Tuesday, 14 August 2012

Paul Ryan is right about the NHS

The Times headline this morning shrilly exclaimed Romney's No2 savages NHS before stating Paul Ryan "has been sharply critical of the NHS, claiming that free healthcare distorts the democratic process".

What the Wisconsin congressman actually wrote three years ago was that “every time a tax cut is proposed, the guardians of the new medical-welfare state will argue that tax cuts would come at the expense of healthcare — an argument that would resonate with middle-class families entirely dependent on the government for access to doctors and hospitals.”

Paul Ryan was right. If we look at the arguments made in the past by British politicians it is clear that the NHS does distort the democratic process as politicians use it as a tool in their electioneering.

Remember Danny Kruger and his remark made ahead of the 2005 election that Britain's public services needed a period of "creative destruction"? This led to him standing down as a Conservative candidate. Anyone who has studied free-market economic theory knows "creative destruction" is all about making an organisation more efficient - not destroying it at all. Unfortunately, in the hot-house atmosphere of an election campaign, economic theory has no place it seems particularly when this might be applied to the sacred NHS.

The rebuttal by Labour highlighted this further with Alan Milburn claiming Kruger "had exposed the Tory agenda for £35bn of cuts to public services". Underlining Paul Ryan's point perfectly.

When arguments move on to actual policy ideas things get even more ridiculous with Gordon Brown saying ahead of the last election in 2010: "Let's be clear - the Tories might have a lot of warm words for the middle class - but the cold reality of their plans is to cut your benefits, cut your frontline services."

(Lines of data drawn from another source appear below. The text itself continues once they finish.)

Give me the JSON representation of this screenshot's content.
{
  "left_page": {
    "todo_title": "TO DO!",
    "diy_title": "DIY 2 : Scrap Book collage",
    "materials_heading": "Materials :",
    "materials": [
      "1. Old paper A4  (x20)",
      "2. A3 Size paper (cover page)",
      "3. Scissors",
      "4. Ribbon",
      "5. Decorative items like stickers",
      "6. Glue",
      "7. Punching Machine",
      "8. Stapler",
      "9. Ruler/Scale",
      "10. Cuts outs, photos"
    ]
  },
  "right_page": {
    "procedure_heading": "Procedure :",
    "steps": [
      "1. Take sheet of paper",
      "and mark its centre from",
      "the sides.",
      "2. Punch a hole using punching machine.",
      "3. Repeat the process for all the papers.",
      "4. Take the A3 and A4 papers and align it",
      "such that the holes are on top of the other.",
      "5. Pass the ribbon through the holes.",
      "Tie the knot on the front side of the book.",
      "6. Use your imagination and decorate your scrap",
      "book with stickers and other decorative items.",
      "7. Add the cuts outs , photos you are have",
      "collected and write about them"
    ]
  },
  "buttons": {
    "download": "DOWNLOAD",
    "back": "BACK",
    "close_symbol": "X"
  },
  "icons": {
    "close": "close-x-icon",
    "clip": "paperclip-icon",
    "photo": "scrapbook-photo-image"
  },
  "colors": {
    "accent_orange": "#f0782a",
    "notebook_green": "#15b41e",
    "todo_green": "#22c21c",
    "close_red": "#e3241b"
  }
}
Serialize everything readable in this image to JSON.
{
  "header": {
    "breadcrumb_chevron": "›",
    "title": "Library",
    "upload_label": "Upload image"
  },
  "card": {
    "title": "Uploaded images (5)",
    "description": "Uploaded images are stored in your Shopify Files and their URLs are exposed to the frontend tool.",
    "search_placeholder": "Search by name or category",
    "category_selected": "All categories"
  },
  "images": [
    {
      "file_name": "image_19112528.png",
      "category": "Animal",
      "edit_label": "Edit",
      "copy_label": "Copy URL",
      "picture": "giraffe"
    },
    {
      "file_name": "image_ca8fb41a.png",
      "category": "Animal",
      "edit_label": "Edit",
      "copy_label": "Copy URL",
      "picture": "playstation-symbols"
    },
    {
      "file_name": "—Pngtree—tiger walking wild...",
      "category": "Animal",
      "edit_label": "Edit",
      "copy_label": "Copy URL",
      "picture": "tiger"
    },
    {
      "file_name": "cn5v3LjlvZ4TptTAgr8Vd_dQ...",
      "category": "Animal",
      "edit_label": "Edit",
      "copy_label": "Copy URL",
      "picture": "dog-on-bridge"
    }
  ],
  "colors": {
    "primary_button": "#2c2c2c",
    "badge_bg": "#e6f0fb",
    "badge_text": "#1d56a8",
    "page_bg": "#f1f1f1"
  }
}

When Paul Ryan wrote "once a large number of citizens get their healthcare from the State, it dramatically alters their attachment to government" he was only half right; it also alters politician's attachment to that healthcare system as they become used to using it as a political weapon to bash their opponents with which then dramatically distorts the democratic process.

It what way was Paul Ryan wrong?


  1. Ignoring the question of whether you pay through tax or you pay through insurance premium we should ask ourselves this
    "Would you rather be treated in a UK hospital or a US hospital?"

    1. You cannot ignore how it is paid. If you have a pre-existing condition your insurance company will not pay, so your treatment will come out of your pocket (or your creditors, since healthcare costs are the biggest cause of bankruptcies in the US).

      And in reply to your question: US healthcare has a few islands of excellence amongst a sea of mediocrity, so for the average patient, they will get much better care in an average NHS hospital than in an average and mediocre US hospital.

    2. I have a pre-existing condition (conditions actually) and I am uninsureable in the commercial market place for those conditions, which are chronic but not life threatening. They are also increasingly low cost to treat. But, I can get cover for everything else except those conditions. In other words all that we might consider is that the State acts as insurer of last resort for people like me, but that I will be expected to cover myself for everything else.

      And the major issue in the US for healthcare costs is that it is highly proptectionits and highly regulated with huge vested interests.

  2. Ryan may have a point, but its a point that is much more valid about his country than it is about ours.

    Dont forget, their state-funded Medicaid and medicare provide partial coverage between them to only a few more people than the NHS does (around 85 million vs 62 million) and yet costs ten times as much. Add to that the crippling effect of health insurance costs to private citizens and businesses, and I would much rather have our imperfect system.